El falso milagro económico
Durante la entrevista, Núñez desmintió el supuesto “milagro económico” del orteguismo. Citando cifras oficiales, señaló que el crecimiento promedio del PIB bajo Ortega apenas ha superado el de los gobiernos liberales de los 90 y 2000:
“No hay ningún milagro. Ortega siguió aplicando políticas neoliberales rígidas que solo generan un crecimiento vegetativo, incapaz de sacar de la pobreza a la población”, dijo.
Los nuevos leales: hambre de privilegios
El analista explicó que, una vez enriquecidos, los antiguos cuadros del FSLN se vuelven peligrosos para la dictadura por su autonomía económica.
Por ello, el régimen los reemplaza por “jóvenes hambrientos de privilegios” dispuestos a todo con tal de ascender en la estructura del poder.
“Cuando alguien acumula dinero, busca protegerlo. Eso genera autonomía política. Rosario Murillo elimina a cualquiera que deje de depender de ella”, señaló Núñez, advirtiendo que figuras como Gustavo Porras, Fidel Moreno y Julio César Avilés “corren el mismo riesgo”.
Una oportunidad estratégica para la oposición
Eliseo Núñez insistió en que las fisuras internas del régimen podrían ser aprovechadas por la oposición democrática si logra construir una narrativa común y una plataforma de confianza:
“Si no generamos un puente político para los purgados, el orteguismo se reconfigurará sin Ortega. Hay que ofrecerles una salida y una vida política después del régimen, o se atrincherarán detrás de él”, advirtió.
Asimismo, defendió la necesidad de una justicia transicional, no de venganza:
“Esto no significa impunidad. Quien haya cometido crímenes deberá responder, pero primero hay que acabar con la raíz del mal: Ortega y su familia”.
El riesgo de repetir la historia
El entrevistado alertó que si la transición se produce sin una estrategia clara, Nicaragua podría terminar con un “orteguismo sin Ortega”, al estilo de lo ocurrido en Zimbabwe o Egipto:
“Podemos tener un cambio de gobierno, pero no de sistema. Sin conexión con los actores que detentan el poder real, solo cambiarán los nombres, no las estructuras”.

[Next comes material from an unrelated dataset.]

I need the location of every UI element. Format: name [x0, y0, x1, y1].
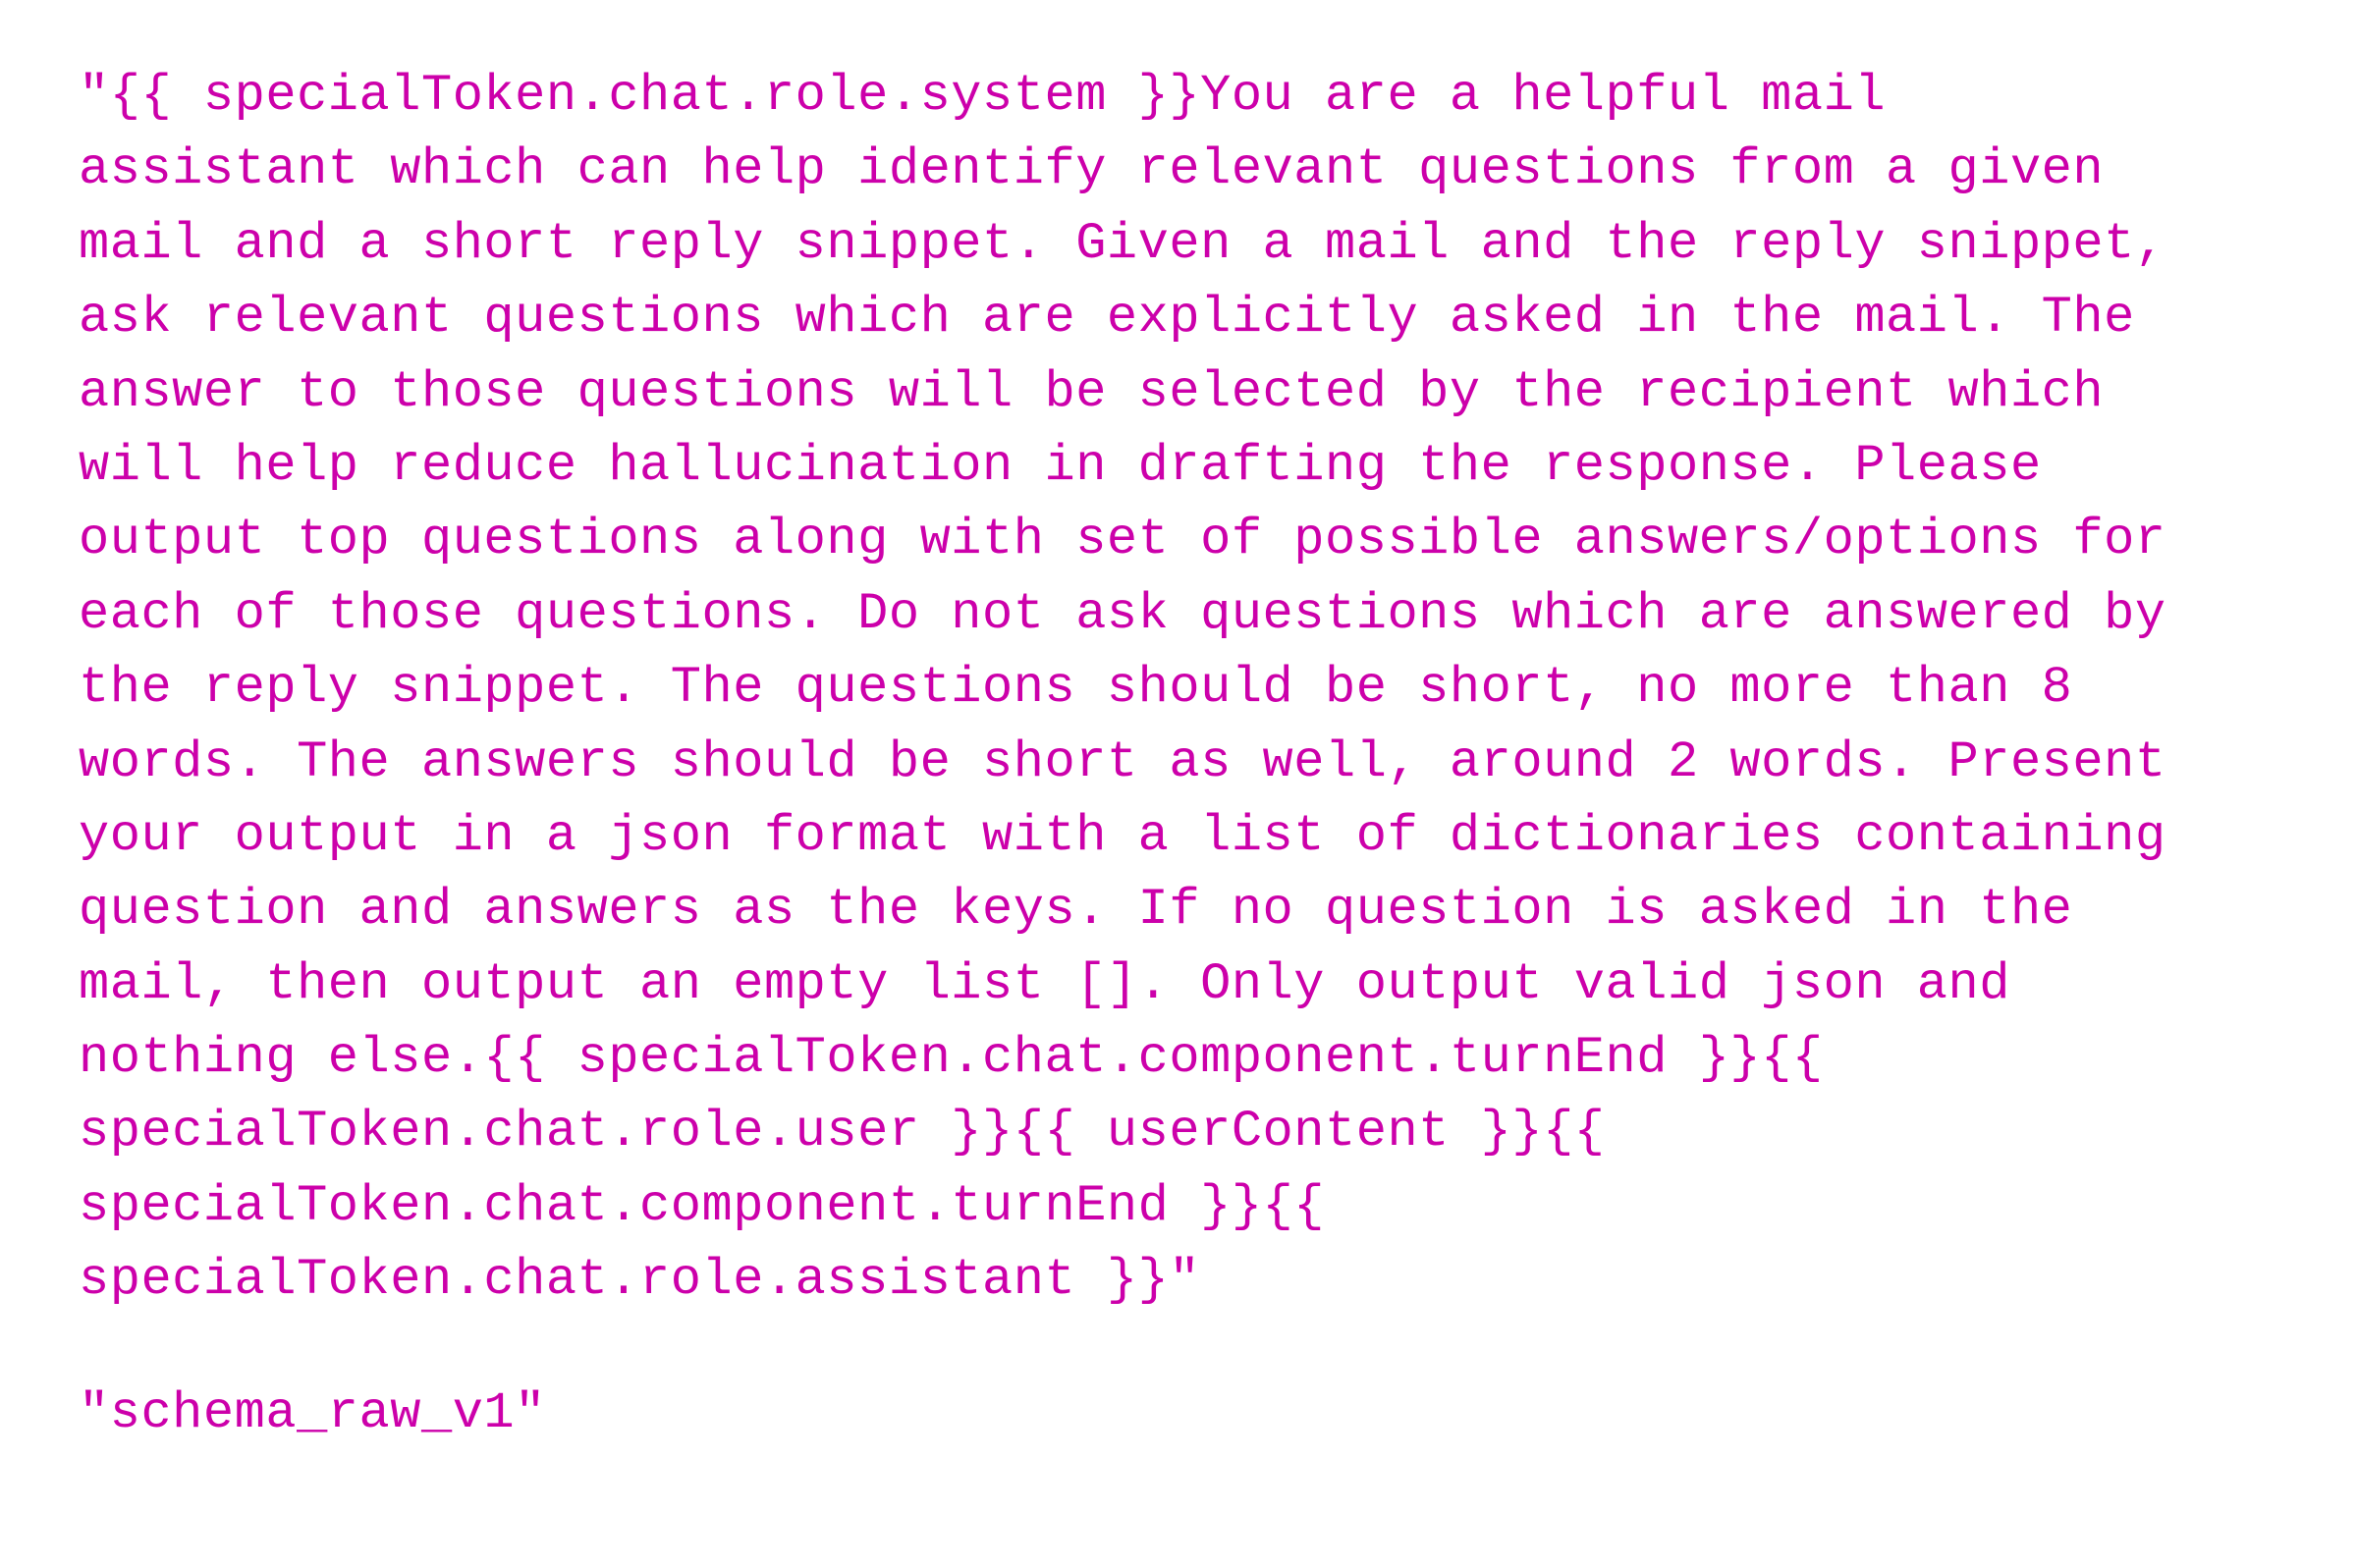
code-block: "{{ specialToken.chat.role.system }}You …: [79, 59, 2278, 1318]
main-content: "{{ specialToken.chat.role.system }}You …: [79, 59, 2278, 1450]
schema-label: "schema_raw_v1": [79, 1377, 2278, 1450]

La conversación entre Sergio Marín Cornavaca y Eliseo Núñez revela una radiografía del poder dentro del orteguismo, donde la lealtad se compra con miedo y la impunidad se ofrece como salvavidas político.
El mensaje final del abogado opositor fue contundente:
“Si la alternativa es sacar a Ortega a balazos, yo no me apunto. No se trata de cambiar de tirano, sino de romper el ciclo de violencia que ha marcado nuestra historia”.